Music in Roman Comedy




Orchestra

This section deals with the types of verbal music and instruments used in Roman comedy.

The vocal component of Roman comedy consisted of three elements: dialogue, song, and recitative. Dialogue was a normal spoken exchange between characters, and songs were performed by the actors with musical accompaniment. Recitative was, "a technique of reciting verse with instrumental accompaniment....One would guess that the verses were recited in a more stylized manner...than in ordinary dialogue scenes. Perhaps 'chanted' would be a more appropriate term. (West, 40)" Music thus pervaded Roman comedy. Much work has been done to determine the natue of the music, though the rhythms seem best preserved in the original meters of the plays.
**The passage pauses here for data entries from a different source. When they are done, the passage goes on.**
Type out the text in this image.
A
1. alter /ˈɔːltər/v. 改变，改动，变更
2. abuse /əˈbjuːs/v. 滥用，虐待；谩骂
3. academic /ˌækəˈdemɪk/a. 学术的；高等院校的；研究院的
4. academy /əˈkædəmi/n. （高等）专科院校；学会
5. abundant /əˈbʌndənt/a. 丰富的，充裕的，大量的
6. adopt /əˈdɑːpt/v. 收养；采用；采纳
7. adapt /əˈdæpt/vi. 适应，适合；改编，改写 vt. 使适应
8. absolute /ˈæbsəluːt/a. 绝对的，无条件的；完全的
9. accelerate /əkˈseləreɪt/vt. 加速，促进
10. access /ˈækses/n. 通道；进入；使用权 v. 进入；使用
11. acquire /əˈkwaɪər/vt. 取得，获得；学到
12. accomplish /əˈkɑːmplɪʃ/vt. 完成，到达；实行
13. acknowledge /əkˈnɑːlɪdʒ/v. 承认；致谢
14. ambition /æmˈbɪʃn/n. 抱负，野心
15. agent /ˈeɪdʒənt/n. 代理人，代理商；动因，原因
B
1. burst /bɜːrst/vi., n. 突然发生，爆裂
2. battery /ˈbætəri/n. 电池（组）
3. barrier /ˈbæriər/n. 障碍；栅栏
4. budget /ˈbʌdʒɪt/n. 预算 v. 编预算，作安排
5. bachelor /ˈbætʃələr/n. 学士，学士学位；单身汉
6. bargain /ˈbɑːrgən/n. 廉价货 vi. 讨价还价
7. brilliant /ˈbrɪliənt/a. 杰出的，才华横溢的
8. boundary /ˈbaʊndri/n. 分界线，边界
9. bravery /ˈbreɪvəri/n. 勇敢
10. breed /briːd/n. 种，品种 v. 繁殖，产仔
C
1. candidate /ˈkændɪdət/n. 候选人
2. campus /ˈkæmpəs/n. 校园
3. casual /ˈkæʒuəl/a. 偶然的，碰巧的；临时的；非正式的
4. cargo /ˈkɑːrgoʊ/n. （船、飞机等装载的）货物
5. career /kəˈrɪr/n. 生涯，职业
Very little melodic notation survives from antiquity, and none of it from Roman comedies.

One might wonder what exactly is meant by musical accompaniment. An important insturment on the Roman stage is the Phrygian pipes, also known as elymoi. The Phrygian pipes were a pair of uneven pipes in which one of the two, usually the left, "was a hornpipe, having a cow-horn attached to the end of the pipe and curving upwards from it." Ancient sources describe them as made of boxwood and having a deeper pitch than their Greek equivalents. "Latin poets describe their sound as raucous." (West, 91-2) West also mentions the organ and after a lengthy discussion of the mechanics (and their evolution) of the organ, he says that the organ "was more commonly to be heard ... in the Roman theatre or amphitheatre. (West 381)"

In the light of these facts, one may now consider Roman comedies musicals rather than simply plays, keeping in mind the consistency with which musical instruments were played and how often people sang and performed their parts in recitative. Music was an integral part of Roman comedy. "Raucous" pipes, loud, booming organs accompanied the actors as they took their parts. For a much more extensive discussion of ancient music, one may wish to read M. L. West's book, Ancient Greek Music. Oxford University Press: New York, 1992.